- Origin: Fort Lauderdale, U.S.
- Genres: Blues rock; psychedelic rock;
- Years active: 2016–2019, 2020–present
- Label: Provogue Records;
- Spinoff of: Godsmack;
- Members: Tony Rombola; Shannon Larkin; Brian Carpenter; Shane Hall;
- Past members: Ray Cerbone;

= The Apocalypse Blues Revival =

American rock band

The Apocalypse Blues Revue was an American rock band formed in 2016. The band features two members of the rock group Godsmack, Shannon Larkin and Tony Rombola, alongside Brian Carpenter and Ray Cerbone. Originally formed as a blues rock band, the group expanded its sound by adding psychedelic rock to its repertoire with their third album. Larkin said the band's music was intended to "mix the influences from my two favorite classic rock artists—David Bowie and Pink Floyd—with my favorite blues artists: Johnny Winter, Stevie Ray Vaughan and B.B. King." The band's debut album reached the top 10 of Billboard's Blues Albums chart.

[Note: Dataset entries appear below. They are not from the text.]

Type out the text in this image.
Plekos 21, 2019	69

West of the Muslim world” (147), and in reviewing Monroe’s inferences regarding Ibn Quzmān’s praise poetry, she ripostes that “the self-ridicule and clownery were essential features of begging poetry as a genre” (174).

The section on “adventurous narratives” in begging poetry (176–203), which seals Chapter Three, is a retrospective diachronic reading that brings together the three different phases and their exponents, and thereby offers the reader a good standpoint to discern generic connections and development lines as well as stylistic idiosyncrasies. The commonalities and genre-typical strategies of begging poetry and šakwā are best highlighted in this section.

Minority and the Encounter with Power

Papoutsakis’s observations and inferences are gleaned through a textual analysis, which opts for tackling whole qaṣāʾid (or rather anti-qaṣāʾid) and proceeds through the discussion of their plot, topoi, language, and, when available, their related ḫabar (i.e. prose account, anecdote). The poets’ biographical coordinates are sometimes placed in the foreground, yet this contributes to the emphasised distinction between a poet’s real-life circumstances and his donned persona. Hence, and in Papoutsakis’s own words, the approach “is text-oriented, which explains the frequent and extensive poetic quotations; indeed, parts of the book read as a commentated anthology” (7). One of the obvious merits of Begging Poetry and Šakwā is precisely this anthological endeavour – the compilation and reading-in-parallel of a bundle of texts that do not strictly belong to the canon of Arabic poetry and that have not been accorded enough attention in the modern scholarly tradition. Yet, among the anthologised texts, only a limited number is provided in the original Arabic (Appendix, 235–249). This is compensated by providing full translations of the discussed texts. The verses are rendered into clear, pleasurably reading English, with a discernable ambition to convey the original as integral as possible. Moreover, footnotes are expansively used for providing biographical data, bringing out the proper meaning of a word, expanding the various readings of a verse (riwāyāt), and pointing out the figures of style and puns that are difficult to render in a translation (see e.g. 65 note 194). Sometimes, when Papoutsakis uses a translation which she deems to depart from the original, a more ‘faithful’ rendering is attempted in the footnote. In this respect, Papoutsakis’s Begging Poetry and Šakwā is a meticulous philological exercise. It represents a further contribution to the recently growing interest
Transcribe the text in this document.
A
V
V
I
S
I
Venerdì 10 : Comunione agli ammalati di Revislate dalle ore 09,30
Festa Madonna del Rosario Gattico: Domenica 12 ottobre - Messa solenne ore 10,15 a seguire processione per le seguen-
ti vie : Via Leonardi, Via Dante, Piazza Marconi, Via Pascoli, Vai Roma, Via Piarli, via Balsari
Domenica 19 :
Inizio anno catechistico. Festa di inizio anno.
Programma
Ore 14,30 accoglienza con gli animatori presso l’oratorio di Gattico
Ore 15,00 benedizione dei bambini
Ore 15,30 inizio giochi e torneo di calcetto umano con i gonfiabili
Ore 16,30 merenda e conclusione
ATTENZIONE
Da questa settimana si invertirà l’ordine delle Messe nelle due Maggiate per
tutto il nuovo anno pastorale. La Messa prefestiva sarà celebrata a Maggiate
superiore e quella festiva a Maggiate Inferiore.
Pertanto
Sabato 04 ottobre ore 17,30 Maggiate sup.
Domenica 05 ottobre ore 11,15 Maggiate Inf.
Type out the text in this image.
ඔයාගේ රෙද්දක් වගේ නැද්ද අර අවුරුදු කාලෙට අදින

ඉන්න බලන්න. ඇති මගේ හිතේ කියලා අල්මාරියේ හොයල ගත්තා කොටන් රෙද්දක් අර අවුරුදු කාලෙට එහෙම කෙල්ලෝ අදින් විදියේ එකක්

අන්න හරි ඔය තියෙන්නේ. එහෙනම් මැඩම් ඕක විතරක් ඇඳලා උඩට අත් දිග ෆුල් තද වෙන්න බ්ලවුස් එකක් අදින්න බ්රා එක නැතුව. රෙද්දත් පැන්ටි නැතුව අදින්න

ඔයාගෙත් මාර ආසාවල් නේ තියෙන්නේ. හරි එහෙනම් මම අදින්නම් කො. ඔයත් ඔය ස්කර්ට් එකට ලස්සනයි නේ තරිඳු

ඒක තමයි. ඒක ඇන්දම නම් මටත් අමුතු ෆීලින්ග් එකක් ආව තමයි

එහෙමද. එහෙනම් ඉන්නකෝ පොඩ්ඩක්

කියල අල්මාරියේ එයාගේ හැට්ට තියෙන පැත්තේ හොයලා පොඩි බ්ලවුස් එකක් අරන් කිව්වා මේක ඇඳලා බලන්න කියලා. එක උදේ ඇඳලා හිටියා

In 2019, the band was resurrected with a name change and member change at the front. Shane Hall (who sang for another project that Shannon and Tony were doing on the side for fun) replaced Ray "Rafer John" Cerbone on vocals. The band then changed the name to The Apocalypse Blues Revival. The new version of the band released their first song, "Can't Win for Losing", on July 22, 2019.

== History ==
Godsmack bandmates Larkin and Rombola discovered their mutual love of blues music for the first time while they were writing together back in 2010. Growing tired of metal music they played in Godsmack, they put together a side project, which later evolved into Blues Revue when they added Carpenter, who had won a talent contest, and met Cerbone in a biker bar. With the lineup solidified, the group signed a recording contract with Provogue Records.

Three months after signing to Provogue, the band released their self-titled debut LP on August 26, 2016, produced by Dave Fortman. It debuted at No. 6 on Billboard's Top Blues Album chart. Their second album, The Shape of Blues to Come, was released on July 20, 2018. The band will be touring the record in between supporting Godsmack's latest release in late 2018 and early 2019.

On February 21, 2019, it was announced the band had called it quits.